In a world where AI tools for content generation are easily accessible, the volume of produced information leads to a surge. While these efficient tools save creators' time or increase output volume, the quality of the content may suffer if rushed or not given enough thought, editing, or review. More particularly, it became apparent that many consumer markets nowadays use generative AI as spokesmen, prevailing in marketing and sales.
In this trial, we'll assess tools, workflows, and techniques for detecting AI-generated text content. Such tools are valuable for validating high-quality content and avoiding artificial tones in writing.
If it looks like a duck, swims like a duck, and quacks like a duck, then it probably is a duck ¹
Assessment Criteria
First, we'll assess the tools' accuracy to identify whether the content is human or AI-generated. The assessment dataset is balanced with roughly a 50% split. We'll measure the frequency of mislabelling human-written content as AI-generated and vice-versa. Finally, we'll use the F1-score, a balanced measure of precision and recall.

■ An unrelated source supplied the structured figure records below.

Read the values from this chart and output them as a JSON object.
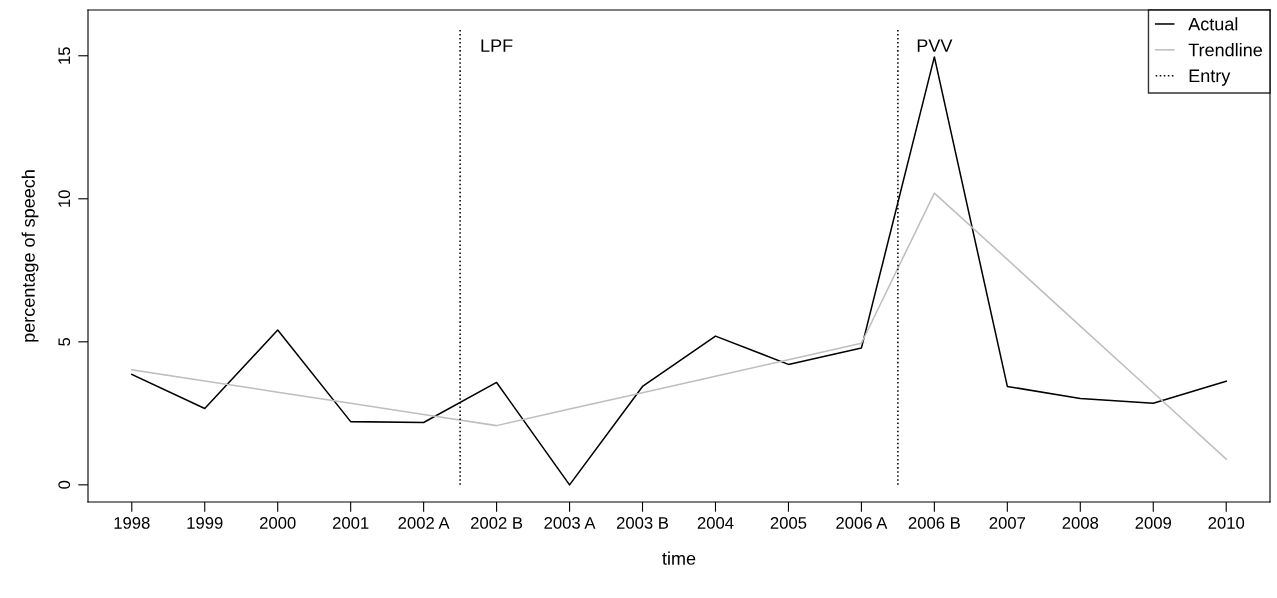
{
  "chart_data": {
    "type": "line",
    "xlabel": "time",
    "ylabel": "percentage of speech",
    "categories": [
      "1998",
      "1999",
      "2000",
      "2001",
      "2002 A",
      "2002 B",
      "2003 A",
      "2003 B",
      "2004",
      "2005",
      "2006 A",
      "2006 B",
      "2007",
      "2008",
      "2009",
      "2010"
    ],
    "series": [
      {
        "name": "Actual",
        "color": "#000000",
        "values": [
          3.86,
          2.67,
          5.41,
          2.21,
          2.18,
          3.58,
          0,
          3.44,
          5.2,
          4.21,
          4.78,
          14.96,
          3.44,
          3.02,
          2.85,
          3.62
        ]
      },
      {
        "name": "Trendline",
        "color": "#bebebe",
        "values": [
          4.02,
          3.63,
          3.24,
          2.85,
          2.46,
          2.07,
          2.65,
          3.22,
          3.8,
          4.37,
          4.95,
          10.2,
          7.88,
          5.55,
          3.23,
          0.9
        ]
      },
      {
        "name": "Entry",
        "color": "#000000",
        "line_style": "dotted",
        "values": [
          null,
          null,
          null,
          null,
          null,
          null,
          null,
          null,
          null,
          null,
          null,
          null,
          null,
          null,
          null,
          null
        ]
      }
    ],
    "annotations": [
      "LPF",
      "PVV"
    ],
    "ylim": [
      -0.6,
      16.6
    ],
    "yticks": [
      0,
      5,
      10,
      15
    ],
    "grid": false,
    "legend": "top right",
    "marker": "none",
    "line_style": "solid"
  }
}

Part of the assessment is robustness across different content types, like articles, papers, social media posts, marketing copy, etc. The dataset contains a variety of written and generated content, including mixing generation and human editing.
Finally, we'll assess the explainability of each tool to make sure these tools transparently report the detection methods, provision reasoning or confidence scores for classifications, or highlight specific parts of the text that influenced the decision.
¹ Duck Test, which aptly applies to identifying AI-generated content.